I'm late on this... but thanks for the info!
Since the accepted answer is a link-only answer (and was removed), I thought I'd actually answer the question derived from Brad Wilson's Blog: ASP.NET MVC 2 Templates, Part 1: Introduction.
The model expressions are simple helpers which operate on the current model. The line DisplayForModel() is equivalent to DisplayFor(model => model).
TL;DR the same idea can be assumed for EditorFor(model => model) and EditorForModel(); these helper methods achieve the same thing. EditorForModel() assumes the model expression is the #model that was passed to the view.
Take the following models and view for example:
public class Person
{
public string Name {get; set;}
public Address MailingAddress {get; set;}
}
public class Address
{
public String Street {get; set;}
public String City {get; set;}
public String State {get; set;}
}
Create.cshtml:
#model MyNamespace.Models.Person
/* So, you need an Editor for the Person model? */
#Html.EditorForModel()
/*the above is equivalent to #Html.EditorFor(model => model) */
/* you need to specify the Address property that the editor accepts? */
#Html.EditorFor(model => model.MailingAddress)
You should use it when possible, but sometimes you will need the customizability of individual Html.EditorFor uses.

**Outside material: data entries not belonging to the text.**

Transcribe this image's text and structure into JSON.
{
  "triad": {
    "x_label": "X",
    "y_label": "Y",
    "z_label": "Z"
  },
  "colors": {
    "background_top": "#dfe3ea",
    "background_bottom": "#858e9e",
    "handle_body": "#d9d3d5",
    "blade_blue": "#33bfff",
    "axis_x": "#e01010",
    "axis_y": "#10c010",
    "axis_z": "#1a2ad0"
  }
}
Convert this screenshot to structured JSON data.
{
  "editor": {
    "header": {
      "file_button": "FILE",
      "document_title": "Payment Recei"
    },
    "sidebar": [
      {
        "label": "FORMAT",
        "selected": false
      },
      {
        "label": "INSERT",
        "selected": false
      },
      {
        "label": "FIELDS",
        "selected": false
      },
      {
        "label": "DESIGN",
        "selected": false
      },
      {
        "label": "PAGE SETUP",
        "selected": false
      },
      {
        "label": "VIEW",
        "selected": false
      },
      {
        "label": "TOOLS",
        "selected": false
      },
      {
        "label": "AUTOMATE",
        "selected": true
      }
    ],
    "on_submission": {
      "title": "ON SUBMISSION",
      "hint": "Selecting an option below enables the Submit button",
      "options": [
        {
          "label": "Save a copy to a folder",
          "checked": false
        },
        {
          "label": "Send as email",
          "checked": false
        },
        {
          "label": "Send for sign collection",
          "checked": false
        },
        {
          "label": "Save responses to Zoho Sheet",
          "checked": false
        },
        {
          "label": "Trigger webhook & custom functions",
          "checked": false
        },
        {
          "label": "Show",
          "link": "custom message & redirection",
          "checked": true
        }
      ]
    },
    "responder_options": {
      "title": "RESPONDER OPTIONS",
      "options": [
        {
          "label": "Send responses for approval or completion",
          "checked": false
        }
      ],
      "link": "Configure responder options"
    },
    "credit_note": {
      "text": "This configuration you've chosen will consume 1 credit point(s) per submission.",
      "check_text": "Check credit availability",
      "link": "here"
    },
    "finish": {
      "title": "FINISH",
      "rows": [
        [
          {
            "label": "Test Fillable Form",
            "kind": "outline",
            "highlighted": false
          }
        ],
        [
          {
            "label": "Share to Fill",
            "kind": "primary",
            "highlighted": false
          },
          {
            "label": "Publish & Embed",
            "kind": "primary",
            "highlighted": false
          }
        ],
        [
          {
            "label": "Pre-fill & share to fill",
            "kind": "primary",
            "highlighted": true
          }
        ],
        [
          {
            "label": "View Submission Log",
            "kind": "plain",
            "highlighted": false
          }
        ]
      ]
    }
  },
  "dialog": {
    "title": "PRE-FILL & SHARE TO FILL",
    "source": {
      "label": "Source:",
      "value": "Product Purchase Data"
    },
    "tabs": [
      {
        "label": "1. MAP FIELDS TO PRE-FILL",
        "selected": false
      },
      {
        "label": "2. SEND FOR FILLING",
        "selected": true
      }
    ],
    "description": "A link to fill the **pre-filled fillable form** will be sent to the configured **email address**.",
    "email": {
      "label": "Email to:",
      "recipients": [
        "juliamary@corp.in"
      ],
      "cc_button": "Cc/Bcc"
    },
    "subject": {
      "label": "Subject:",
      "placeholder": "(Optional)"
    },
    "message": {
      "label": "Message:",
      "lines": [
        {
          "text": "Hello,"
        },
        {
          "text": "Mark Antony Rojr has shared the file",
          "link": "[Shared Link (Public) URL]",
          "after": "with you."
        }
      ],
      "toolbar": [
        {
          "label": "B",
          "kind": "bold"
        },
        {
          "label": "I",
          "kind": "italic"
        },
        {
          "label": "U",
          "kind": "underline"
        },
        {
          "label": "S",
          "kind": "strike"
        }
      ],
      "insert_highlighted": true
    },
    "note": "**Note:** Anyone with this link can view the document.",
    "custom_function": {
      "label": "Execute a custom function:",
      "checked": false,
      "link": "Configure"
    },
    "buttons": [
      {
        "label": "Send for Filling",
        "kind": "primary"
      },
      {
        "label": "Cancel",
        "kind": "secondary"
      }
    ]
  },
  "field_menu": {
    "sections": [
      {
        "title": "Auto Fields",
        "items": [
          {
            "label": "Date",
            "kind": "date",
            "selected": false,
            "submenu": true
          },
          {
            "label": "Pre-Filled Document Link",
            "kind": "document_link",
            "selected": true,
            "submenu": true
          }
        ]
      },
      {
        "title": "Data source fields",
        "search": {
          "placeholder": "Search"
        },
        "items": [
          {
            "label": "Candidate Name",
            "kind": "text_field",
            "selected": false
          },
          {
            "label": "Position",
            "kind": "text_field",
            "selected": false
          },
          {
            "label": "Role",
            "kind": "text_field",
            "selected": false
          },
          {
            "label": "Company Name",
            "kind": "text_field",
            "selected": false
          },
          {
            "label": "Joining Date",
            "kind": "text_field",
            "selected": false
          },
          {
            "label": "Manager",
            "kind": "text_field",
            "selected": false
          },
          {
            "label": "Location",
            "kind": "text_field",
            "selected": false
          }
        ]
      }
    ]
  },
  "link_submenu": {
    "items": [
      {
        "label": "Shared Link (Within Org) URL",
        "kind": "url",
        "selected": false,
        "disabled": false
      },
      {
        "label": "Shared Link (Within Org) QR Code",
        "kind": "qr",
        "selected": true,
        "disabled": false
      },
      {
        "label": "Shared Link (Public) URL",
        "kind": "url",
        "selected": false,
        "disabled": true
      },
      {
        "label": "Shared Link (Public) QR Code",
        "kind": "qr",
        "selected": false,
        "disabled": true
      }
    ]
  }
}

As for why the built-in templates don't use it, that's mainly because they are silly in general, but also because, if I recall, they need to wrap elements (like table rows etc.) around each Html.EditorFor.
#Html.EditorForModel() ?? And give up the fun of writing your own view? smile
Besides the fun, doing so as a habit is rather dicey. Consider the following common scenario - you have a bool variable say IsMale in your database in your customer table. Well obviously you don't want the default version (IsMale with a check-box) - you probably want something a bit more friendly, say a {select, Options .... , /select} tags, right? that's where the view really starts kicking in. That's the customization. Every view is a little different. You have the RAZOR engine, exploit it to the max! In your view you can override anything, or even manually type an entire chunk of HTML code of your own.